According to Major, “JIC Mining is a reputable company that is more than covering its costs and probably making a decent ‘contractors’ margin.” But the Guptas’ real mining money currently lies with Tegeta.
Tegeta has publicly defended its relationship with Eskom. “We strongly believe we have done nothing wrong and have followed every policy and process correctly and have no issue with government or a regulatory body reviewing our activity,” the company said in a statement last week.
Eskom and the treasury are currently embroiled in a public spat over the matter, with the treasury claiming that Eskom has resisted its efforts to investigate the deal and the electricity provider saying that it has co-operated in full.
“I don’t think treasury will allow the Tegeta contracts to continue,” said Hochreiter, “unless [Finance Minister Pravin] Gordhan gets fired.”
But even if the Tegeta business dries up, Major believes that the uranium mine still retains some worth. “I don’t think Shiva has lost everything; there’s gold on that property as well,” he said. “If the uranium price goes back up, it will be worth many multiples of what it is now.
“But there have been so many stories in the news. If anyone’s going to buy [the Guptas’ mining companies], they’re going to ask for a big discount and a lot of guarantees.”
The family founded Sahara Computers in 1997, and its website claims that it has a R1-billion turn-over and 210 employees. It distributes information technology products for resellers in South Africa, rivalling such companies as Pinnacle, Rectron and Tarsus.
Little is known about their profit margins but competitors say the company enjoys public patronage. “They get a huge amount of business from the state,” said one competitor. “If the Guptas were to leave, many of those contracts could dry up.”
Howa said this week the family is already in talks with potential international investors. But if foreign stakeholders took over the Guptas’ shares, this would negatively affect Sahara’s black economic empowerment ratings, said the competitor.
The company’s most recent BEE certificate reflects 22% black ownership, which puts it in a fairly strong position for winning government tenders.

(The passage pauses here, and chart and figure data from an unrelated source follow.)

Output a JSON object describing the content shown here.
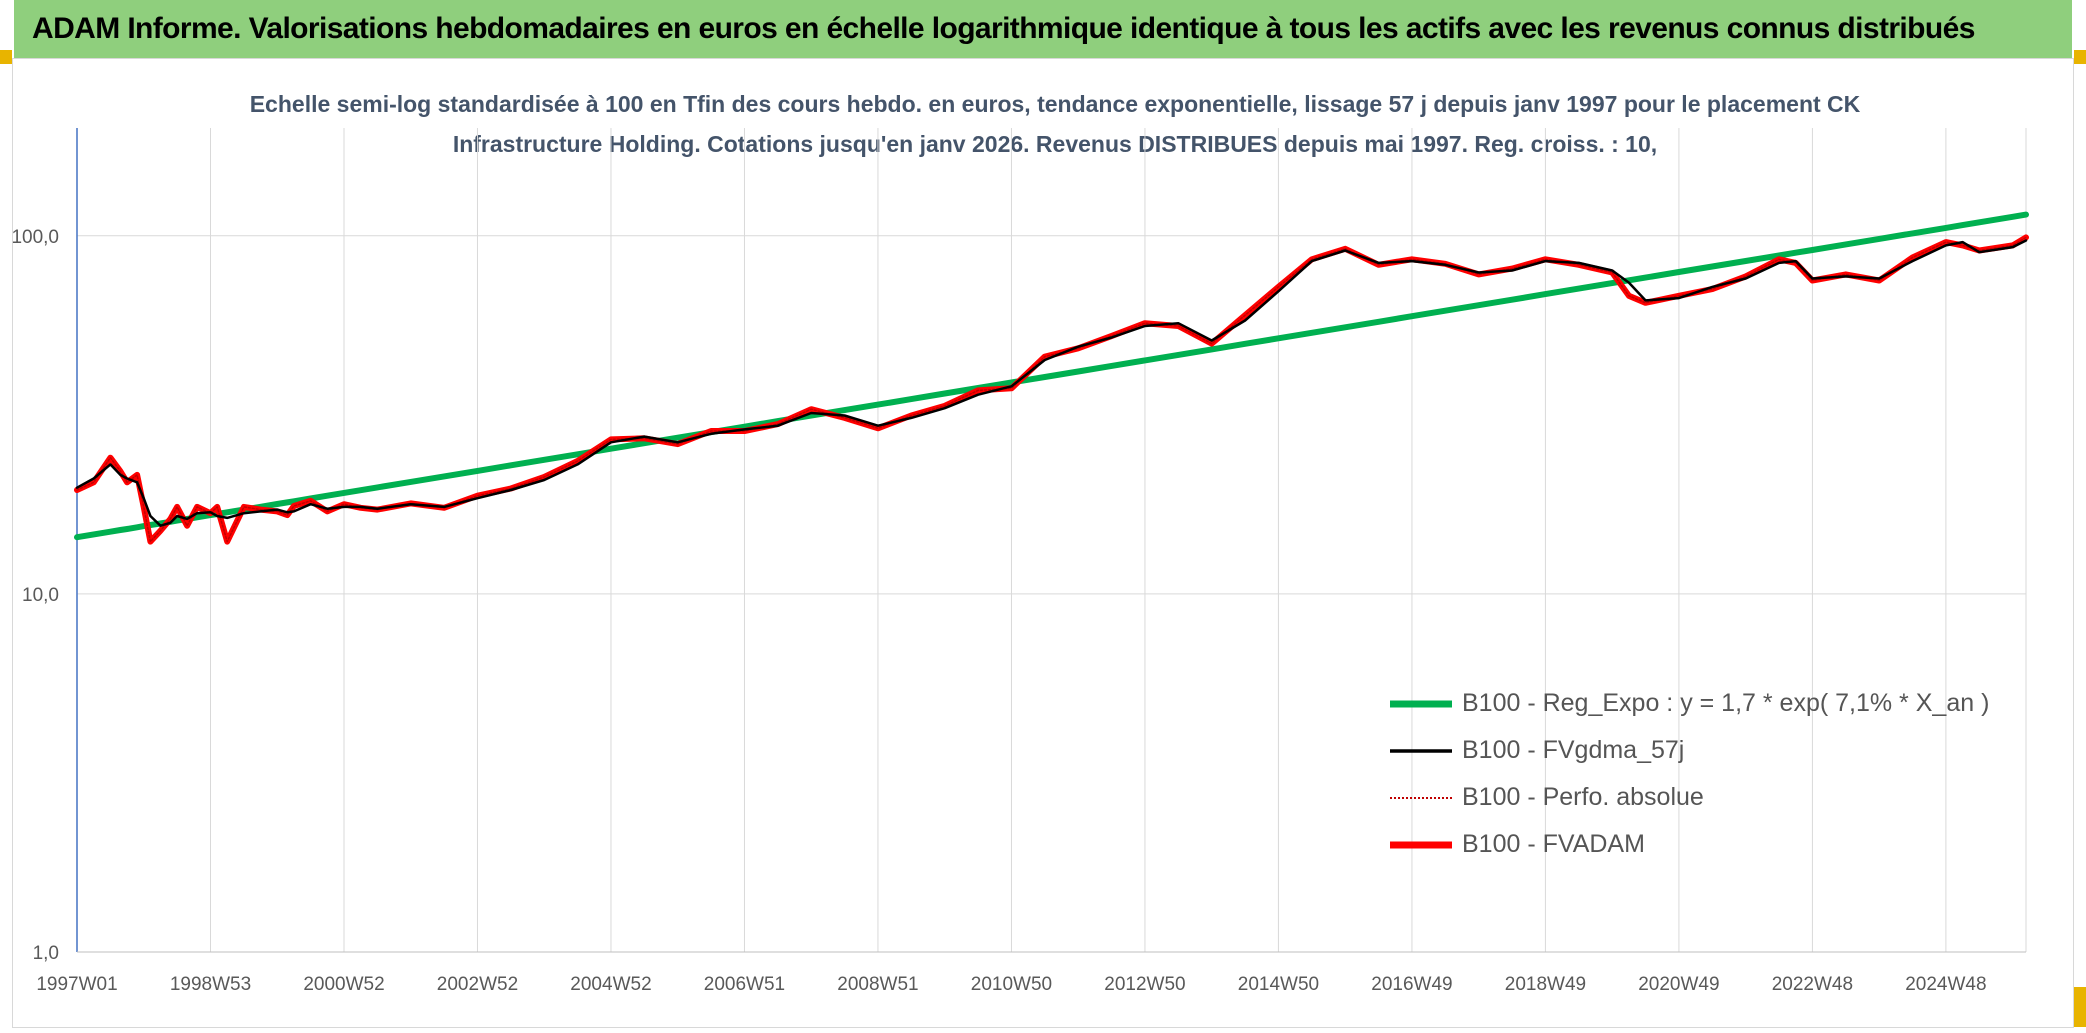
{
  "header": {
    "title": "ADAM Informe. Valorisations hebdomadaires en euros en échelle logarithmique identique à tous les actifs avec les revenus connus distribués"
  },
  "chart_data": {
    "type": "line",
    "title": "Echelle semi-log standardisée à 100 en Tfin des cours hebdo. en euros, tendance exponentielle, lissage 57 j depuis janv 1997 pour le placement CK Infrastructure Holding. Cotations jusqu'en janv 2026. Revenus DISTRIBUES depuis mai 1997. Reg. croiss. : 10,",
    "y_scale": "log",
    "ylim": [
      1,
      200
    ],
    "y_ticks": [
      "1,0",
      "10,0",
      "100,0"
    ],
    "y_tick_values": [
      1,
      10,
      100
    ],
    "xlim": [
      1997.0,
      2026.2
    ],
    "x_ticks": [
      "1997W01",
      "1998W53",
      "2000W52",
      "2002W52",
      "2004W52",
      "2006W51",
      "2008W51",
      "2010W50",
      "2012W50",
      "2014W50",
      "2016W49",
      "2018W49",
      "2020W49",
      "2022W48",
      "2024W48"
    ],
    "x_tick_values": [
      1997.0,
      1999.0,
      2001.0,
      2003.0,
      2005.0,
      2007.0,
      2009.0,
      2011.0,
      2013.0,
      2015.0,
      2017.0,
      2019.0,
      2021.0,
      2023.0,
      2025.0
    ],
    "grid": true,
    "legend_position": "bottom-right",
    "x": [
      1997.0,
      1997.25,
      1997.5,
      1997.65,
      1997.75,
      1997.9,
      1998.0,
      1998.1,
      1998.25,
      1998.4,
      1998.5,
      1998.65,
      1998.8,
      1999.0,
      1999.1,
      1999.25,
      1999.5,
      1999.75,
      2000.0,
      2000.15,
      2000.25,
      2000.5,
      2000.75,
      2001.0,
      2001.25,
      2001.5,
      2002.0,
      2002.5,
      2003.0,
      2003.5,
      2004.0,
      2004.5,
      2005.0,
      2005.5,
      2006.0,
      2006.5,
      2007.0,
      2007.5,
      2008.0,
      2008.5,
      2009.0,
      2009.5,
      2010.0,
      2010.5,
      2011.0,
      2011.5,
      2012.0,
      2012.5,
      2013.0,
      2013.5,
      2014.0,
      2014.5,
      2015.0,
      2015.5,
      2016.0,
      2016.5,
      2017.0,
      2017.5,
      2018.0,
      2018.5,
      2019.0,
      2019.5,
      2020.0,
      2020.25,
      2020.5,
      2021.0,
      2021.5,
      2022.0,
      2022.5,
      2022.75,
      2023.0,
      2023.5,
      2024.0,
      2024.5,
      2025.0,
      2025.25,
      2025.5,
      2026.0,
      2026.2
    ],
    "series": [
      {
        "name": "B100 - Reg_Expo : y = 1,7 * exp( 7,1% *  X_an )",
        "color": "#00b050",
        "style": "thick",
        "values": [
          14.4,
          14.66,
          14.92,
          15.08,
          15.18,
          15.35,
          15.46,
          15.57,
          15.73,
          15.9,
          16.02,
          16.19,
          16.36,
          16.6,
          16.72,
          16.9,
          17.2,
          17.51,
          17.82,
          18.01,
          18.14,
          18.47,
          18.8,
          19.14,
          19.48,
          19.83,
          20.55,
          21.29,
          22.06,
          22.86,
          23.69,
          24.54,
          25.43,
          26.35,
          27.3,
          28.29,
          29.31,
          30.37,
          31.47,
          32.6,
          33.78,
          35.0,
          36.27,
          37.58,
          38.93,
          40.34,
          41.8,
          43.31,
          44.88,
          46.5,
          48.18,
          49.92,
          51.73,
          53.6,
          55.53,
          57.54,
          59.62,
          61.78,
          64.01,
          66.32,
          68.72,
          71.21,
          73.78,
          75.11,
          76.45,
          79.22,
          82.08,
          85.05,
          88.12,
          89.7,
          91.3,
          94.6,
          98.02,
          101.56,
          105.23,
          107.12,
          109.04,
          112.98,
          114.6
        ]
      },
      {
        "name": "B100 - FVgdma_57j",
        "color": "#000000",
        "style": "medium",
        "values": [
          19.8,
          21.0,
          23.0,
          21.5,
          21.0,
          20.5,
          18.5,
          16.5,
          15.5,
          15.8,
          16.5,
          16.2,
          16.8,
          16.9,
          16.5,
          16.3,
          16.8,
          17.0,
          17.2,
          16.9,
          17.0,
          17.8,
          17.3,
          17.5,
          17.5,
          17.3,
          17.8,
          17.5,
          18.5,
          19.5,
          20.8,
          23.0,
          26.5,
          27.5,
          26.5,
          28.0,
          28.8,
          29.5,
          32.0,
          31.5,
          29.5,
          31.0,
          33.0,
          36.0,
          38.0,
          45.0,
          49.0,
          52.0,
          56.0,
          57.0,
          51.0,
          58.0,
          70.0,
          85.0,
          91.0,
          84.0,
          85.0,
          83.0,
          79.0,
          80.0,
          85.0,
          84.0,
          80.0,
          74.0,
          66.0,
          67.0,
          72.0,
          76.0,
          84.0,
          85.0,
          76.0,
          77.0,
          76.0,
          85.0,
          94.0,
          96.0,
          90.0,
          93.0,
          97.0
        ]
      },
      {
        "name": "B100 - Perfo. absolue",
        "color": "#c00000",
        "style": "dotted",
        "values": [
          19.5,
          20.5,
          24.0,
          22.0,
          20.5,
          21.5,
          17.5,
          14.0,
          15.0,
          16.2,
          17.5,
          15.5,
          17.5,
          16.8,
          17.5,
          14.0,
          17.5,
          17.2,
          17.0,
          16.6,
          17.6,
          18.2,
          17.0,
          17.8,
          17.4,
          17.2,
          17.9,
          17.4,
          18.8,
          19.7,
          21.2,
          23.5,
          27.0,
          27.2,
          26.2,
          28.5,
          28.5,
          29.8,
          32.8,
          31.0,
          29.0,
          31.5,
          33.5,
          37.0,
          37.5,
          46.0,
          48.5,
          52.5,
          57.0,
          56.0,
          50.0,
          60.0,
          72.0,
          86.0,
          92.0,
          83.0,
          86.0,
          83.5,
          78.0,
          81.0,
          86.0,
          83.0,
          79.0,
          68.0,
          65.0,
          68.0,
          71.0,
          77.0,
          86.0,
          84.0,
          75.0,
          78.0,
          75.0,
          87.0,
          96.0,
          94.0,
          91.0,
          94.0,
          99.0
        ]
      },
      {
        "name": "B100 - FVADAM",
        "color": "#ff0000",
        "style": "thick",
        "values": [
          19.5,
          20.5,
          24.0,
          22.0,
          20.5,
          21.5,
          17.5,
          14.0,
          15.0,
          16.2,
          17.5,
          15.5,
          17.5,
          16.8,
          17.5,
          14.0,
          17.5,
          17.2,
          17.0,
          16.6,
          17.6,
          18.2,
          17.0,
          17.8,
          17.4,
          17.2,
          17.9,
          17.4,
          18.8,
          19.7,
          21.2,
          23.5,
          27.0,
          27.2,
          26.2,
          28.5,
          28.5,
          29.8,
          32.8,
          31.0,
          29.0,
          31.5,
          33.5,
          37.0,
          37.5,
          46.0,
          48.5,
          52.5,
          57.0,
          56.0,
          50.0,
          60.0,
          72.0,
          86.0,
          92.0,
          83.0,
          86.0,
          83.5,
          78.0,
          81.0,
          86.0,
          83.0,
          79.0,
          68.0,
          65.0,
          68.0,
          71.0,
          77.0,
          86.0,
          84.0,
          75.0,
          78.0,
          75.0,
          87.0,
          96.0,
          94.0,
          91.0,
          94.0,
          99.0
        ]
      }
    ]
  }
}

Perhaps the Guptas’ most-discussed assets are their media interests, which include the New Age newspaper and ANN7, a 24-hour television news channel. Roundly accused of being propaganda arms for the government, the companies receive huge amounts of government business by way of advertising and the sponsorship of events such as the New Age business breakfasts, which often feature senior ANC officials.
In the 2014 financial year, the New Age newspaper received more than R10-million in government advertising, and a reported R75-million from various government departments the year before. Other publications with comparative readership received less than a tenth of that amount. With no more Guptas, government funding would almost certainly slow and some argue that the reason for the media companies would cease to exist.
Nevertheless, the media expert said, the family’s broadcast asset offers some intrinsic value.
“ANN7 is slightly different. They have got existing infrastructure, staff and relationships with an Indian broadcaster with whom they share resources,” he said. “I think it’s actually quite valuable. It would allow another media company with broadcasting ambitions to leapfrog.
“But it wouldn’t fetch anywhere near the price of a fully functioning reputational broadcaster. It would go for a steal, let’s put it that way.”
No matter which asset is under discussion, the family, which says it has become the victim of a toxic discourse created by the media, faces a universal challenge.
“Everything the Guptas have touched is tainted, because people suspect there’s some kind of underhand or dodgy activity involved,” said Lotter. “I’m not saying it’s true; people are sometimes looking for a scapegoat. But they are going to struggle to find any buyers – except for that nice house by the zoo. I’m sure that will sell.”